Assuming you can pay off the debt quickly and, ideally and without carrying it over to the next month, and then being hit with your credit card’s double-digit interest rate , an 2.9 per cent convenience charge could be worth it and could be less expensive than alternatives. If you use a rewards credit card for the cost, it could assist in paying the charge upfront.
4. Buy nowand pay later services
It’s often not practical to pay a huge sum of money at one time, no matter if you’re in a financial pinch or not. Providers, like Affirm, Afterpay and Klarna, allow users to divide purchases into smaller payments that can be paid over time — usually between three and 12 months.
While some BNPL choices come with fees and interest rates that can be costly If you’re in a position to pay the bill in the timeframe of they could provide an easier and more flexible way to pay for your financial obligations.
It is crucial to remember, however, that BNPL is only available through specific merchants. This means that If you are in need of cash quickly for rent or groceries for instance it is unlikely that the service will be of help to you.
5. Options for credit cards with flexible options
There are that can offer flexible and less costly alternatives to financing than cash advances. For instance, the $0 annual fee allows customers to use their credit limits for personal loans. The borrower can repay the amount they borrowed in equal monthly installments with a fixed interest rate.
Alternative credit cards are typically more affordable for those who may not be able to qualify for more traditional credit cards. That’s because many of them do not rely on standard credit scoring models for determining the eligibility. Such cards are the (issued by ), the and the .
6. Personal loans
The lenders offer a variety of loans which are secured by collateral, and non-secured loans, which aren’t. Certain loans have fixed rates, which means you have the same monthly payment each month until the loan is fully paid back Some lenders provide variable rates, which means your monthly payments may alter over time. Rates typically range between 5% and 36 percent.
While the interest rate is still relatively high, it is lower than a cash advance, especially after you consider the other cost involved in taking one out, which is typically an upfront fee or percentage of the amount withdrawn.
7. Optional options for quick cash
If you’re faced with a difficult financial situation and need immediate funding, there are a few quick methods to help you get your finances in order:
Pay your rewards in cash If you own credit cards that have a cash-back rewards program, you might be able to cash out your rewards for a good chunk of change.

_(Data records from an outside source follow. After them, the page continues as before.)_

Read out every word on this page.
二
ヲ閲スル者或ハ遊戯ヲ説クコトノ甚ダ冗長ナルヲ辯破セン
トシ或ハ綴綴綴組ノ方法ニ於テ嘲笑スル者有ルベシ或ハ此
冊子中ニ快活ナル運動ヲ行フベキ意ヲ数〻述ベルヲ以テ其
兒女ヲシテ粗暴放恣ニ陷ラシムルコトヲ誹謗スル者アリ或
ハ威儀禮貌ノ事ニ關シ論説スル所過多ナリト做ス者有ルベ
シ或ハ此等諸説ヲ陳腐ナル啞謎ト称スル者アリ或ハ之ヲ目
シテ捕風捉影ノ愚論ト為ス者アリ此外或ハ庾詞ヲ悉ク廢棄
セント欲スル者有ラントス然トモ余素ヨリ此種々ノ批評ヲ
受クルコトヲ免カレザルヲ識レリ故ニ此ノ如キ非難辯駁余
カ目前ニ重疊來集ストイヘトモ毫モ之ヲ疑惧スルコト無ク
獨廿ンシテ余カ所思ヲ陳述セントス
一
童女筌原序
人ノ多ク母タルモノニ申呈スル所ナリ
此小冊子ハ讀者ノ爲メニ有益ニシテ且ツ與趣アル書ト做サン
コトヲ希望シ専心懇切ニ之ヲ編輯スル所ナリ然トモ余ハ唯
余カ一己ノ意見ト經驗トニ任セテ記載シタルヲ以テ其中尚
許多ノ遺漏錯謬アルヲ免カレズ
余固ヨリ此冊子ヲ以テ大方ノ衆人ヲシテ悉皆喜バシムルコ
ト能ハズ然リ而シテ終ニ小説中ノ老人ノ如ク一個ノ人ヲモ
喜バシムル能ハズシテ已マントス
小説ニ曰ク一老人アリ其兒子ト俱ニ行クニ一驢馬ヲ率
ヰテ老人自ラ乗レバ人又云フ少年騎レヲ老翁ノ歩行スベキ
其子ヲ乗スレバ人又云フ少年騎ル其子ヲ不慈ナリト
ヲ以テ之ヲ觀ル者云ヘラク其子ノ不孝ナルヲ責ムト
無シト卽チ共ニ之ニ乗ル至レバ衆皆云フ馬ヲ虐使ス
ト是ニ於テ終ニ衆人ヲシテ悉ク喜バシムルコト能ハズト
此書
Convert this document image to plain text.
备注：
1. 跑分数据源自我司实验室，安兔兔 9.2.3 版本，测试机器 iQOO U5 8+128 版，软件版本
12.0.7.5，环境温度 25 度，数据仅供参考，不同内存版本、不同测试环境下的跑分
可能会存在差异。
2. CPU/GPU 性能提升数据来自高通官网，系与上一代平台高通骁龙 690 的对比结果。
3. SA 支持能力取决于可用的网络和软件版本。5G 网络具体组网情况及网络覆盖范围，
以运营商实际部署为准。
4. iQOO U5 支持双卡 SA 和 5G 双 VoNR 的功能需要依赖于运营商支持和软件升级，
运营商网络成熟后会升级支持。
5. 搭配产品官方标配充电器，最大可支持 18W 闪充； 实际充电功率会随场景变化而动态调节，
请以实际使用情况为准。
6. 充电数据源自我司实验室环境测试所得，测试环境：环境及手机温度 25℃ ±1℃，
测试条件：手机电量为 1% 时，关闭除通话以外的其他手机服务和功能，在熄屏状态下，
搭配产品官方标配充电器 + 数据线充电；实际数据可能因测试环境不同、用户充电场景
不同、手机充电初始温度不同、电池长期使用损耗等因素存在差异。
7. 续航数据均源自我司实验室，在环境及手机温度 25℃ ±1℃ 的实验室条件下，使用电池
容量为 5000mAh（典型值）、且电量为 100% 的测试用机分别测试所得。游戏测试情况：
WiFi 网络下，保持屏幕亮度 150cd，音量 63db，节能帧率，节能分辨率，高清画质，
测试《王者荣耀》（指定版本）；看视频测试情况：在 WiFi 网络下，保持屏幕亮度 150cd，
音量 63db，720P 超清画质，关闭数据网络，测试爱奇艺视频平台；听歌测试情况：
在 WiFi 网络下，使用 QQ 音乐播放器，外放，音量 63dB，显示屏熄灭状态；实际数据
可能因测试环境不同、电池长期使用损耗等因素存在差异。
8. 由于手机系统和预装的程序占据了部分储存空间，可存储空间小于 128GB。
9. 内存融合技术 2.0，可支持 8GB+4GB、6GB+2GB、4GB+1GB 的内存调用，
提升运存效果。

Ask for an advance on your pay: Although the cash advance option to your credit card may be risky and expensive, asking your employer for an advance on your pay can be a method of covering your financial needs, without incurring any fees or charges.
Get help from local sources There are many local organizations that provide financial assistance for those facing hardships. Local organizations that are likely to assist you could include religious groups, non-profit groups or community centers.
About the authors: Kimberly Palmer is a personal finance expert at NerdWallet. She has been featured as a guest on “Today” show as well as in The New York Times.
Funto Omojola is Auto loans writer for NerdWallet. She has had her work highlighted on MarketWatch, Yahoo Finance and Nasdaq.